Fig. 1.

Design and confirmation of mice bearing txnrd1^cond and txnrd1⁻ alleles. a, schematic of alleles, targeting vector, and general mutagenesis strategy. Top, map of 5′ region of txnrd1 gene. Exons, represented as open boxes, are labeled below. Uppercase letters and asterisks indicate PCR primers. Probe and expected sizes of Southern blot bands are indicated. Below is the txnrd1-containing region of the targeting vector. Next is the correctly targeted (txnrd1^cond) allele, with diagnostic PCR products and Southern blot bands indicated.
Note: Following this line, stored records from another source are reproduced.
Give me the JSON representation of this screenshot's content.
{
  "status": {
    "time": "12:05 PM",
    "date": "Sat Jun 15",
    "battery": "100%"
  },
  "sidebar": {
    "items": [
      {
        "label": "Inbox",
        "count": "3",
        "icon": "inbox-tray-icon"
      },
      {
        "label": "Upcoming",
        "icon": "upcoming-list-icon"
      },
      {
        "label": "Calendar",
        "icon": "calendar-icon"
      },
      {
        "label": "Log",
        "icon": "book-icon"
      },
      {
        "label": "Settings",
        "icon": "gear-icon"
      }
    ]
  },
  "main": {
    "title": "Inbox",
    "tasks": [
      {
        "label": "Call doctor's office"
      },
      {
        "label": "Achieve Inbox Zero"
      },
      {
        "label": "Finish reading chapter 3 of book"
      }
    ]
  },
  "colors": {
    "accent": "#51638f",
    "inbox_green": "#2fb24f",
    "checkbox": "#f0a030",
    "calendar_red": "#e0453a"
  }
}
Below this is the Cre-recombined null (txnrd1⁻) allele. b, confirmation of allele was determined by genetic analysis of mouse lines developed from ES cells. PCR-based genotyping reactions (primers B, C, E, G combined) were performed on genomic DNA isolated from tail snips at weaning from offspring of the indicated mating. This primer set gives the following allele-specific product sizes: txnrd1⁺, 338 bp; txnrd1^cond, 542 bp; txnrd1⁻, 258 bp. Four pups had no txnrd1⁺ allele (pups 7 & 11 were txnrd1^cond/cond; pups 5 & 8 were txnrd1^−/cond), confirming that the downstream loxP was targeted into the txnrd1 allele. c, genotypic analysis of E7.5 embryos for microarray and RT-PCR analyses. Total nucleic acid was isolated from individual embryos and 10% of the total was used for radioactive PCR with primers B, D, and E. This primer set gives the following allele-specific product sizes: txnrd1⁺, 204 bp; txnrd1⁻, 258 bp.